Gagliardi suggested one strategy to mitigate this issue: Labs could fast-track DNA analysis in cases where the shell casings are key evidence but decline to do it in other cases, opting instead to get a NIBIN lead back quickly.
Joseph P. Murphy, commander of the Chicago Police Department’s Forensic Services Division, says that with the number of shootings his department investigates, it’s hard to imagine implementing this technique anytime soon. “Each fired cartridge case would need to be soaked in its own solution; on some cases we have over 50 fired cartridges,” he says. Although shootings and homicides decreased in Chicago last year, about 2,900 people were shot and 570 killed in 2018, according to Chicago police.
Murphy says the Illinois State Police Lab, which processes DNA for the Chicago police, has a current backlog of thousands of cases, which experts say is a common problem. Mechthild Prinz, who heads the master’s degree program in forensic science at the City University of New York’s John Jay College of Criminal Justice, says tests for “touch” DNA have become so popular because of advances in the field that many labs are overwhelmed by requests to do them. (Police are frequently recovering touch DNA—genetic material that can be transferred in just a few skin cells when someone touches an object—from clothing, guns, doorknobs, and other evidence found at crime scenes.
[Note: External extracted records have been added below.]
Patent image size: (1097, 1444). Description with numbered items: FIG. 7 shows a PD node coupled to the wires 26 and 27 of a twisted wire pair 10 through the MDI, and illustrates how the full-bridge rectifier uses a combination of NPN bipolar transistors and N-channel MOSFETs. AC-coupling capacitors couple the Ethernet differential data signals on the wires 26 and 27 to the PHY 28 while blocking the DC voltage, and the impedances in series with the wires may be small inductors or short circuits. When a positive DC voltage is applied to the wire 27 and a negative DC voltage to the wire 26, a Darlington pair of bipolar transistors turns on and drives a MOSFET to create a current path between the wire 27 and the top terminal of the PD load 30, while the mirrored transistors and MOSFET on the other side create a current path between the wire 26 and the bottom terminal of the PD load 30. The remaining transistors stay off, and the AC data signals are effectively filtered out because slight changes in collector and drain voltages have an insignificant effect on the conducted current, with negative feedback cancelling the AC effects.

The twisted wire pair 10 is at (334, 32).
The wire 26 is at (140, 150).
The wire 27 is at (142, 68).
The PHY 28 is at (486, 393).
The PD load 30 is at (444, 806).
It’s harder to get it off shell casings because of their small surface area and their brief contact with anyone’s skin, scientists said.)
“The amount of manpower it would take to make this potentially run would consist of an entire team of forensic scientists,” Murphy says. With money tight and staffing short at many police crime labs, experts say it can be complicated to start using a new technology—even a promising one. However, the San Diego lab says it hasn’t needed to add staff, and the new equipment it required, mostly larger beakers, cost only a few thousand dollars.
For San Diego, the new method has been worth implementing. “We didn’t want to shy away from the challenge of doing something new,” says lab supervisor Beyers. And the shell casings collected at Gregory Benton’s murder scene? The police ran them through NIBIN and found that one of the guns that killed Benton had been used in an attempted murder two days earlier—a shooting over gang territory. Without DNA pulled from the casings, investigators say both those crimes might have gone unsolved. “It was a spider web of information,” says Monpetit, the San Diego Police DNA scientist. “They suspected it was someone from the rival gang, but who it was inside that gang … I’m not sure they would ever have been able to figure that out or prove without the DNA.”